次に、前記ナノインプリントモールド表面の、パターン形成領域(凹凸構造形成領域)周辺に、紫外線硬化性樹脂を滴下し、片面に易接着処理を施したポリエチレンテレフタラートフィルム103の易接着面を前記ナノインプリントモールド表面に密着させ、ローラーを用いて前記紫外線硬化性樹脂をパターン形成領域前面に延ばし、前記ポリエチレンテレフタラートフィルム裏面側から紫外線を照射して前記紫外線硬化性樹脂を硬化し、前記ポリエチレンテレフタラートフィルムを前記ナノインプリントモールドから離型し、紫外線硬化性樹脂パターン33が形成されたポリエチレンテレフタラートフィルムを得た。
続いて、紫外線硬化性樹脂パターンが形成されたポリエチレンテレフタラートフィルム表面に、真空蒸着法を用いてAl膜23を100nm成膜し、表示体10Aを得た。
パターン未形成領域(平坦構造領域)については、Alの金属反射が観察された。

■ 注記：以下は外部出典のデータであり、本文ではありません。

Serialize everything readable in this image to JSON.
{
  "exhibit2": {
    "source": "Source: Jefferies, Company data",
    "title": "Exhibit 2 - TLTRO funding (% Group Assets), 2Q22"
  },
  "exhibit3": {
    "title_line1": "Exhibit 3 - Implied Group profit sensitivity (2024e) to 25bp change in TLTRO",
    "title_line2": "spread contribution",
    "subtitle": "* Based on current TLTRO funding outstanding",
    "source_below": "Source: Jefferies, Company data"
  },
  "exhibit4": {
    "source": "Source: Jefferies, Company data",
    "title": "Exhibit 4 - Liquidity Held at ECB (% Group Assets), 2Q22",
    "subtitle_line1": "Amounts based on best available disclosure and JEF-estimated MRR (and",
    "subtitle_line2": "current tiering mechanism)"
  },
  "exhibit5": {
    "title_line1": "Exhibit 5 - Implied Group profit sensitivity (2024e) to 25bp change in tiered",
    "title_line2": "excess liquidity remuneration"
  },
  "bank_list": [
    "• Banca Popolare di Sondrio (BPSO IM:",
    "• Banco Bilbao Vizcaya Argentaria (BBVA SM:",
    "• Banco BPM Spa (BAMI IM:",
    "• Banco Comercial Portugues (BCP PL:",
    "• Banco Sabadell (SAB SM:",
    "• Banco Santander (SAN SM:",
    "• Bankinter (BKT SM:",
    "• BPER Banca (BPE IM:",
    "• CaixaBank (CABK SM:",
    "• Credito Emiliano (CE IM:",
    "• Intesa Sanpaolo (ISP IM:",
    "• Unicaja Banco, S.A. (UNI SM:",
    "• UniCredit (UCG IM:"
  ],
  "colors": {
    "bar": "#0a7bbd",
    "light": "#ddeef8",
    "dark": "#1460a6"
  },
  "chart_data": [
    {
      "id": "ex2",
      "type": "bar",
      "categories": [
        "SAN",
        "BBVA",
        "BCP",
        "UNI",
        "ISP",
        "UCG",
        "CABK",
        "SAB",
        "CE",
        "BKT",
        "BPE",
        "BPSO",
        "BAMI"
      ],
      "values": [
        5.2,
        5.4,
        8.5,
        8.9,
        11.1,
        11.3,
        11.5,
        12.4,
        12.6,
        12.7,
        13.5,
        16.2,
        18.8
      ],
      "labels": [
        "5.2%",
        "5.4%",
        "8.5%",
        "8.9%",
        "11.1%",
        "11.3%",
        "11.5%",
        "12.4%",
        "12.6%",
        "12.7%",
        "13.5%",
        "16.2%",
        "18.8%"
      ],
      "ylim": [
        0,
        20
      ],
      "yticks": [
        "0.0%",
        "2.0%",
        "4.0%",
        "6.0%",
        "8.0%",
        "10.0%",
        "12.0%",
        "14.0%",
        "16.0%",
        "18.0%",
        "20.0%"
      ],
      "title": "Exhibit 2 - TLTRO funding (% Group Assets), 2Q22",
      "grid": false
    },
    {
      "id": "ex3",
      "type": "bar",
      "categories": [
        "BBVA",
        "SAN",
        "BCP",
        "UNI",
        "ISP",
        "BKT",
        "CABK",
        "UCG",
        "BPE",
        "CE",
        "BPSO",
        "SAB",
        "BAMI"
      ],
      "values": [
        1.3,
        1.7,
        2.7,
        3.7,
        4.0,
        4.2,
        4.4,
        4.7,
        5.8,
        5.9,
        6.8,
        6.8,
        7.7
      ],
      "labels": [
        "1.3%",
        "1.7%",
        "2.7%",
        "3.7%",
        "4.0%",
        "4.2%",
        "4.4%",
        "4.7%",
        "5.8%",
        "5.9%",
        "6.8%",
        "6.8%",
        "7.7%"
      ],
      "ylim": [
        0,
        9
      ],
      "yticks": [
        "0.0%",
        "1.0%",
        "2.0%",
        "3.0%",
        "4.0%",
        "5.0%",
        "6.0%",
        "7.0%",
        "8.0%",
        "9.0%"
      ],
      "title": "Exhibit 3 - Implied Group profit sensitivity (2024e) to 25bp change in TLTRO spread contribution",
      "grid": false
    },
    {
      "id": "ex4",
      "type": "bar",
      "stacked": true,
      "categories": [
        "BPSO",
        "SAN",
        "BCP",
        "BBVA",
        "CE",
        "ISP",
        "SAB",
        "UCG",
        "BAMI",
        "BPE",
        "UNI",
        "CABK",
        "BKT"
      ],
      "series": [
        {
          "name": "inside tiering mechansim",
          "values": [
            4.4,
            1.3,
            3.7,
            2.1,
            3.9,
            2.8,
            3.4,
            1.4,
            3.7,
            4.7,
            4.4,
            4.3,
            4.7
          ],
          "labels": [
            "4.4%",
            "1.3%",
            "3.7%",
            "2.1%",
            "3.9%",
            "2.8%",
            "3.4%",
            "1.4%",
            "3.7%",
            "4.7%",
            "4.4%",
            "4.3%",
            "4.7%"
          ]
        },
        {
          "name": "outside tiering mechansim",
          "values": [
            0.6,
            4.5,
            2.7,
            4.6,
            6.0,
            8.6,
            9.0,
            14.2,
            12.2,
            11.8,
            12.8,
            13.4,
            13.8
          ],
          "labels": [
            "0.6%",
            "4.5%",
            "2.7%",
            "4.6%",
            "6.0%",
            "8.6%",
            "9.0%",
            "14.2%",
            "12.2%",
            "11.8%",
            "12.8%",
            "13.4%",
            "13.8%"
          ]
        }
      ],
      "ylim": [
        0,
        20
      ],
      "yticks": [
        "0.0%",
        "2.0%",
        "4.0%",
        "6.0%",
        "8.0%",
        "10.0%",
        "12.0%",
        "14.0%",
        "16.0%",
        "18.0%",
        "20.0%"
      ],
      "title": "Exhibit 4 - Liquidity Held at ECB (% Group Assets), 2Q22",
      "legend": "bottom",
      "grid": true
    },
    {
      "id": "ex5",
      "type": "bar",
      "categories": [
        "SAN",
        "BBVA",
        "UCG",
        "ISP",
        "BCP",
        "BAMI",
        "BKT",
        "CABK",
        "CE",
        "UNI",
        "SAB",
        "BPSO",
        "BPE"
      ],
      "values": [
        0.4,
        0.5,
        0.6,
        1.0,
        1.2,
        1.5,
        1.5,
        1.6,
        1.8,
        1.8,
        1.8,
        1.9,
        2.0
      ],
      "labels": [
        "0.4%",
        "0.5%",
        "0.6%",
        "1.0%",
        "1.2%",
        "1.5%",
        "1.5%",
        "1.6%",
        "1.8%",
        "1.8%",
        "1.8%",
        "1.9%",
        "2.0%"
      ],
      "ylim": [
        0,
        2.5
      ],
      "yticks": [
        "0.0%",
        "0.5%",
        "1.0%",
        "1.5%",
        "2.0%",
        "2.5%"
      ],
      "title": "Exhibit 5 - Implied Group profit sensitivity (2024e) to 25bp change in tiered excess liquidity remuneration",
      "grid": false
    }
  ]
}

一方、パターン形成領域に対して、表面側の反射率、裏面側の反射率、透過率の分光観察を行った結果、図13に示すスペクトルが得られ、ポリエチレンテレフタラートフィルム表面側の反射、裏面側の反射、透過ともにピーク波長が異なる表示体を得た。
本発明の表示体は、意匠性の高い表示物に利用可能である。特に、容易に真贋判定可能な偽造防止に好適に利用が期待される。
10…表示体、100…基材、110…凹凸構造、120…凸部、121…平坦部、130…凹部、131…平坦部、140…金属層、150…金属層、180…平坦構造、10A…表示体、101…誘電体層、210…凹凸構造、220…凸部、221…平坦部、230…凹部、231…平坦部、240…金属層、250…金属層、280…平坦構造。

Claims (6)

  1. レリーフ構造が表面側に設けられた透明な基材であって、前記レリーフ構造はその凸部の上面及び凹部の底面にそれぞれ第1及び第2平坦面を有し、前記第1又は第2平坦面は500nm以下のピッチPで周期的に配置し、周期的に配列している前記第1又は第2平坦面の幅Wと前記ピッチPとの比W/Pは0.25〜0.75の範囲内に有り、前記第2平坦面に対する前記第1平坦面の高さHと前記ピッチPとの比H/Pは、1.0以下である基材と、
    前記レリーフ構造を被覆した金属層であって、前記第1及び第2平坦面上における厚さは、前記第1平坦面に対する前記第2平坦面の高さHより小さく、かつ、10nm〜200nmの範囲内に有り、前記凸部の側壁上では、前記第1平坦面から前記第2平坦面へ向けて厚さが減少している金属層と
    を備えた表示体。
  2. 前記レリーフ構造は、前記基材の表面に積層配置された誘電体に設けられていること、を特徴とする請求項1に記載の表示体。
  3. 前記凸部又は凹部は二次元格子を構成している請求項1又は請求項2記載の表示体。
  4. 前記比W/Pは0.4〜0.6である請求項1から請求項3いずれか記載の表示体。
  5. 前記比H/Pは、0.5以下である請求項1から請求項4いずれか記載の表示体。
  6. 前記ピッチPは400nm以下である請求項1から請求項5いずれか記載の表示体。